A sustentabilidade financeira das organizações da sociedade civil (OSCs) é um dos temas mais urgentes do setor, em que os recursos quase sempre vão para projetos, não para manter a estrutura das entidades. A situação é mais grave entre as instituições de defesa de direitos, mais dependentes de recursos internacionais que estão minguando nos últimos anos. “Elas foram muito importantes na redemocratização, mas são as que mais estão sofrendo com mudanças na estrutura do financiamento no Brasil”, disse o consultor Domingos Armani, moderador da mesa “O que a sustentabilidade das organizações da sociedade civil tem a ver com o Investimento Social” – que ocorreu durante o 8º Congresso do Gife, em São Paulo, entre 19 e 21 de março.

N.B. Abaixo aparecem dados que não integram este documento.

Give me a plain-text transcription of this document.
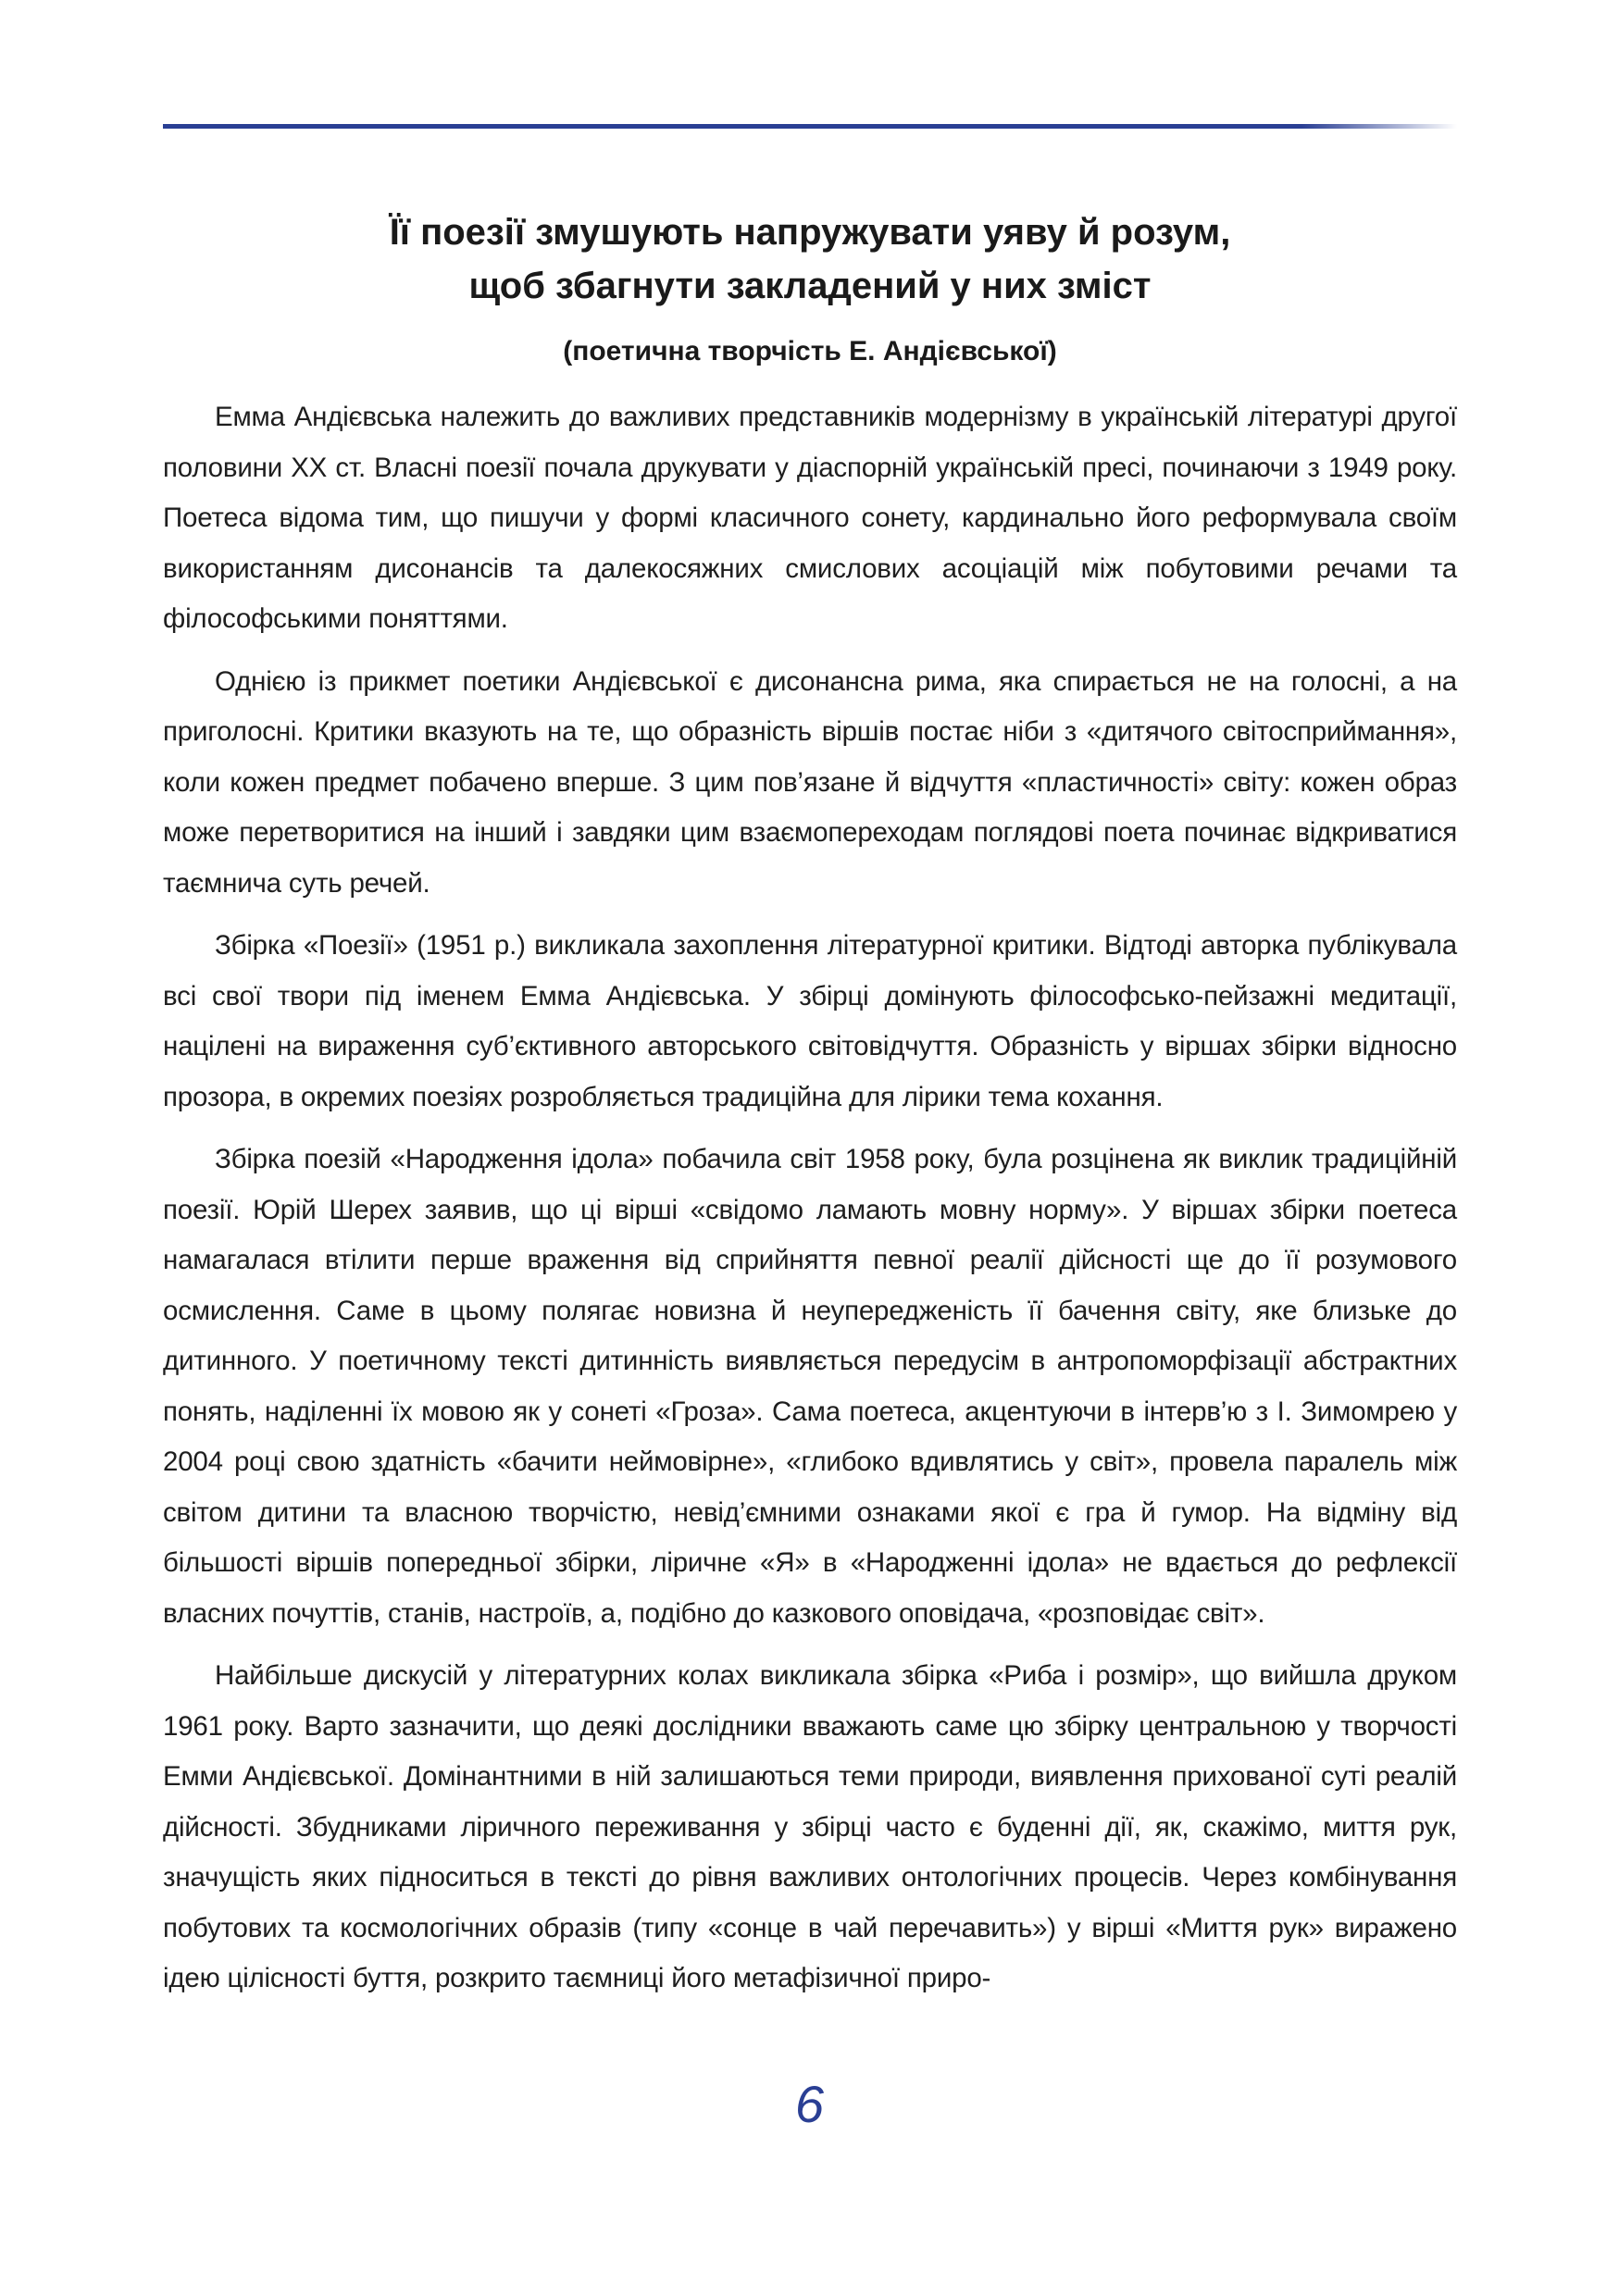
Її поезії змушують напружувати уяву й розум,
щоб збагнути закладений у них зміст
(поетична творчість Е. Андієвської)

Емма Андієвська належить до важливих представників модернізму в українській літературі другої половини ХХ ст. Власні поезії почала друкувати у діаспорній українській пресі, починаючи з 1949 року. Поетеса відома тим, що пишучи у формі класичного сонету, кардинально його реформувала своїм використанням дисонансів та далекосяжних смислових асоціацій між побутовими речами та філософськими поняттями.

Однією із прикмет поетики Андієвської є дисонансна рима, яка спирається не на голосні, а на приголосні. Критики вказують на те, що образність віршів постає ніби з «дитячого світосприймання», коли кожен предмет побачено вперше. З цим пов’язане й відчуття «пластичності» світу: кожен образ може перетворитися на інший і завдяки цим взаємопереходам поглядові поета починає відкриватися таємнича суть речей.

Збірка «Поезії» (1951 р.) викликала захоплення літературної критики. Відтоді авторка публікувала всі свої твори під іменем Емма Андієвська. У збірці домінують філософсько-пейзажні медитації, націлені на вираження суб’єктивного авторського світовідчуття. Образність у віршах збірки відносно прозора, в окремих поезіях розробляється традиційна для лірики тема кохання.

Збірка поезій «Народження ідола» побачила світ 1958 року, була розцінена як виклик традиційній поезії. Юрій Шерех заявив, що ці вірші «свідомо ламають мовну норму». У віршах збірки поетеса намагалася втілити перше враження від сприйняття певної реалії дійсності ще до її розумового осмислення. Саме в цьому полягає новизна й неупередженість її бачення світу, яке близьке до дитинного. У поетичному тексті дитинність виявляється передусім в антропоморфізації абстрактних понять, наділенні їх мовою як у сонеті «Гроза». Сама поетеса, акцентуючи в інтерв’ю з І. Зимомрею у 2004 році свою здатність «бачити неймовірне», «глибоко вдивлятись у світ», провела паралель між світом дитини та власною творчістю, невід’ємними ознаками якої є гра й гумор. На відміну від більшості віршів попередньої збірки, ліричне «Я» в «Народженні ідола» не вдається до рефлексії власних почуттів, станів, настроїв, а, подібно до казкового оповідача, «розповідає світ».

Найбільше дискусій у літературних колах викликала збірка «Риба і розмір», що вийшла друком 1961 року. Варто зазначити, що деякі дослідники вважають саме цю збірку центральною у творчості Емми Андієвської. Домінантними в ній залишаються теми природи, виявлення прихованої суті реалій дійсності. Збудниками ліричного переживання у збірці часто є буденні дії, як, скажімо, миття рук, значущість яких підноситься в тексті до рівня важливих онтологічних процесів. Через комбінування побутових та космологічних образів (типу «сонце в чай перечавить») у вірші «Миття рук» виражено ідею цілісності буття, розкрито таємниці його метафізичної приро-

6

“Não houve substituição do financiamento externo pelo investimento social brasileiro, salvo algumas exceções”, concordou outra debatedora, a diretora-executiva do IDIS, Paula Fabiani. A questão ganha contornos mais dramáticos quando se lembra que, como destacou Paula, nos últimos anos houve uma geração enorme de recursos no Brasil, em razão da expansão da economia.

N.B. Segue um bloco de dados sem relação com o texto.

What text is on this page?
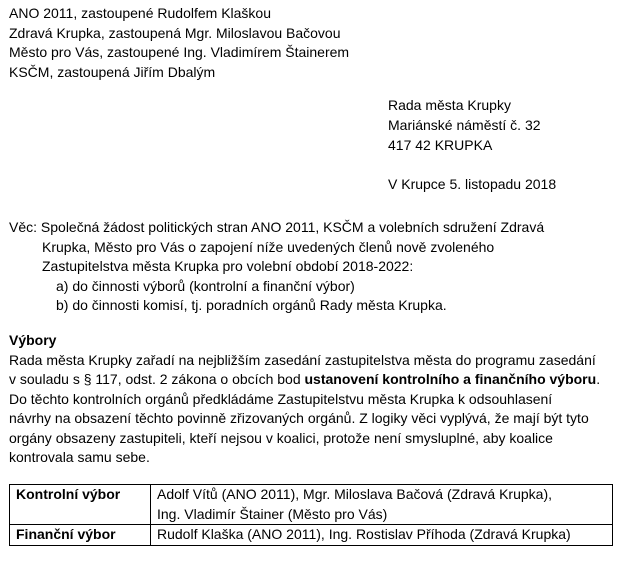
ANO 2011, zastoupené Rudolfem Klaškou
Zdravá Krupka, zastoupená Mgr. Miloslavou Bačovou
Město pro Vás, zastoupené Ing. Vladimírem Štainerem
KSČM, zastoupená Jiřím Dbalým
Rada města Krupky
Mariánské náměstí č. 32
417 42 KRUPKA
V Krupce 5. listopadu 2018
Věc: Společná žádost politických stran ANO 2011, KSČM a volebních sdružení Zdravá
Krupka, Město pro Vás o zapojení níže uvedených členů nově zvoleného
Zastupitelstva města Krupka pro volební období 2018-2022:
a) do činnosti výborů (kontrolní a finanční výbor)
b) do činnosti komisí, tj. poradních orgánů Rady města Krupka.
Výbory
Rada města Krupky zařadí na nejbližším zasedání zastupitelstva města do programu zasedání
v souladu s § 117, odst. 2 zákona o obcích bod ustanovení kontrolního a finančního výboru.
Do těchto kontrolních orgánů předkládáme Zastupitelstvu města Krupka k odsouhlasení
návrhy na obsazení těchto povinně zřizovaných orgánů. Z logiky věci vyplývá, že mají být tyto
orgány obsazeny zastupiteli, kteří nejsou v koalici, protože není smysluplné, aby koalice
kontrovala samu sebe.
Kontrolní výbor	Adolf Vítů (ANO 2011), Mgr. Miloslava Bačová (Zdravá Krupka),
Ing. Vladimír Štainer (Město pro Vás)

Finanční výbor	Rudolf Klaška (ANO 2011), Ing. Rostislav Příhoda (Zdravá Krupka)
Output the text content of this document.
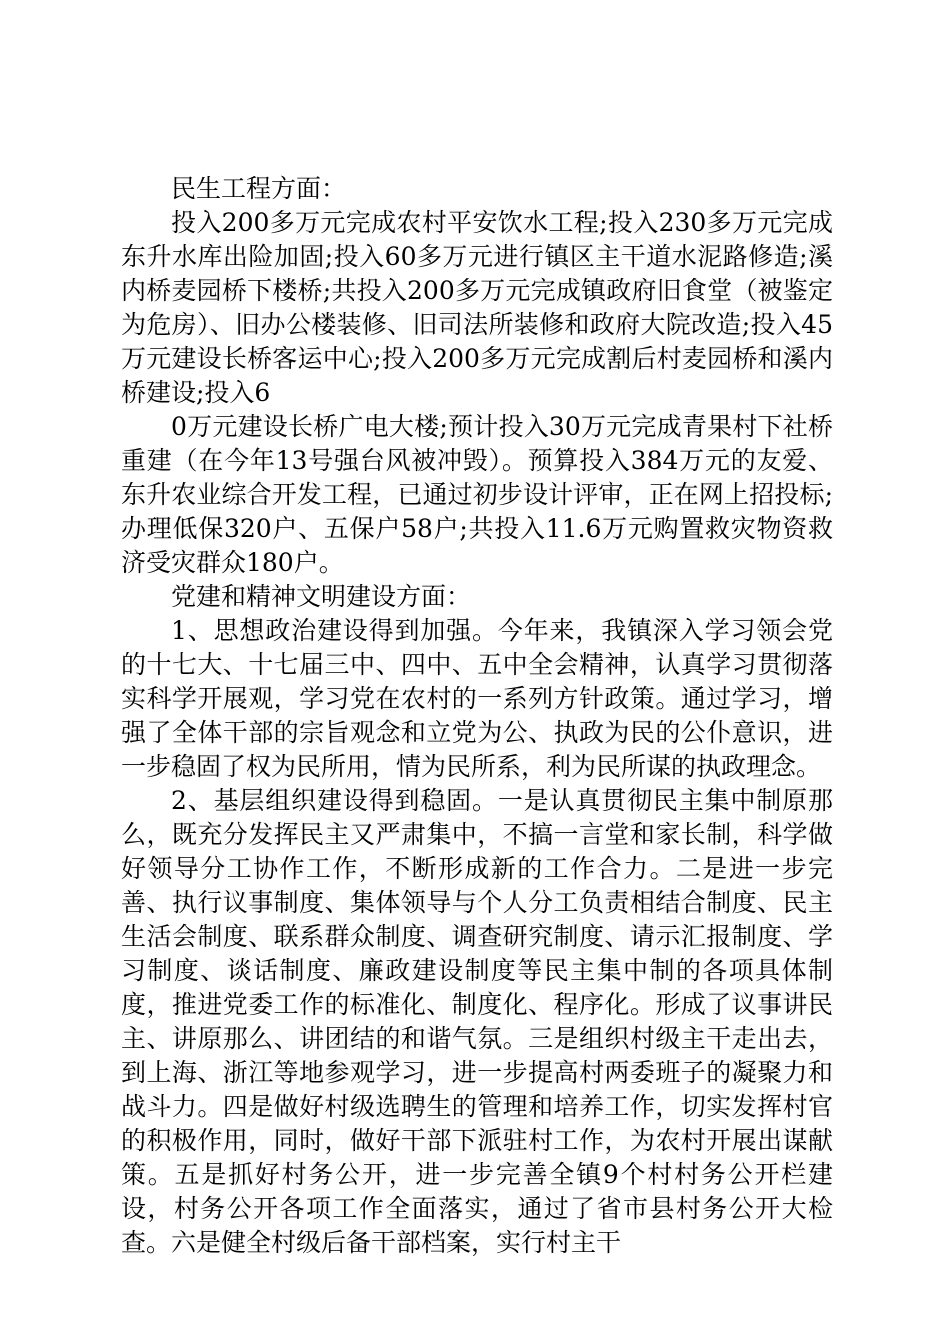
民生工程方面：

投入200多万元完成农村平安饮水工程;投入230多万元完成东升水库出险加固;投入60多万元进行镇区主干道水泥路修造;溪内桥麦园桥下楼桥;共投入200多万元完成镇政府旧食堂（被鉴定为危房）、旧办公楼装修、旧司法所装修和政府大院改造;投入45万元建设长桥客运中心;投入200多万元完成割后村麦园桥和溪内桥建设;投入6

0万元建设长桥广电大楼;预计投入30万元完成青果村下社桥重建（在今年13号强台风被冲毁）。预算投入384万元的友爱、东升农业综合开发工程，已通过初步设计评审，正在网上招投标;办理低保320户、五保户58户;共投入11.6万元购置救灾物资救济受灾群众180户。

党建和精神文明建设方面：

1、思想政治建设得到加强。今年来，我镇深入学习领会党的十七大、十七届三中、四中、五中全会精神，认真学习贯彻落实科学开展观，学习党在农村的一系列方针政策。通过学习，增强了全体干部的宗旨观念和立党为公、执政为民的公仆意识，进一步稳固了权为民所用，情为民所系，利为民所谋的执政理念。

2、基层组织建设得到稳固。一是认真贯彻民主集中制原那么，既充分发挥民主又严肃集中，不搞一言堂和家长制，科学做好领导分工协作工作，不断形成新的工作合力。二是进一步完善、执行议事制度、集体领导与个人分工负责相结合制度、民主生活会制度、联系群众制度、调查研究制度、请示汇报制度、学习制度、谈话制度、廉政建设制度等民主集中制的各项具体制度，推进党委工作的标准化、制度化、程序化。形成了议事讲民主、讲原那么、讲团结的和谐气氛。三是组织村级主干走出去，到上海、浙江等地参观学习，进一步提高村两委班子的凝聚力和战斗力。四是做好村级选聘生的管理和培养工作，切实发挥村官的积极作用，同时，做好干部下派驻村工作，为农村开展出谋献策。五是抓好村务公开，进一步完善全镇9个村村务公开栏建设，村务公开各项工作全面落实，通过了省市县村务公开大检查。六是健全村级后备干部档案，实行村主干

Apenas uma pequena parte do investimento social privado vai para esse grupo de causas. “Essas organizações tratam de temas mais conflitivos, com os quais as empresas nem sempre têm facilidade de lidar – ainda mais por não ser fácil separar sua imagem da causa que apoiam”, comentou a diretora-executiva da Abong, Vera Masagão, também presente na mesa. Mas ela ponderou que às vezes o problema está no lado inverso: “OSCs têm preconceito contra empresas, achando que teriam de mudar sua causa” para obter os recursos.
Armani ressaltou que, por vezes, nem mesmo a opinião pública está do lado das organizações de defesa de direitos. “É difícil defender abertamente esses temas, assim como é difícil ao investimento social privado apoiar essas entidades.” Por isso, elas têm um trabalho mais agudo de “persuadir financiadores de que a defesa de direitos é fundamental para a democracia”. Paula citou alguns casos (raros) de apoio a esse tema no Brasil: Fundação Ford, Instituto Avon e o investimento social da família Lafer.
Desconfiança
Apesar de as organizações de defesa de direitos nem sempre contarem com a simpatia da opinião pública, a desconfiança não recai só sobre elas. “No mundo inteiro, a pesquisa Trust Barometer aponta que as OSCs são as instituições mais confiáveis; no Brasil, elas estão apenas em terceiro lugar, à frente apenas do governo, e atrás da mídia e das empresas”, apontou Vera. “Isso é reflexo de uma sociedade que não acredita em sua capacidade de se mobilizar em prol do interesse público”.
Paula também ressaltou a “falta de confiança nas OSCs” e lembrou que o IDIS faz um processo de validação de organizações para dar mais segurança a quem tem recursos para doar. “O investidor que pode financiar a infraestrutura das entidades não está fazendo isso”, constatou. Ela ainda lembrou que os investidores acabam preferindo operar suas iniciativas a apoiarem organizações “mais próximas de beneficiários e de problemas”.
Uma exceção é o Instituto C&A, cujo diretor-executivo, Paulo Castro, também participou do debate. A estratégia é lidar diretamente com as entidades. “Nós apoiamos organizações para que tenham êxito em sua missão de transformar o contexto social”, declarou. O instituto – ligada à gigante do varejo C&A, mas sem compromisso em se alinhar com os negócios da empresa – tem se notabilizado por financiar outras entidades e buscar iniciativas que fortaleçam o setor.
“Nós estamos falando sobre o fortalecimento da democracia brasileira, e uma sociedade civil vibrante requer organizações fortes para a promoção do interesse público”, concluiu Castro.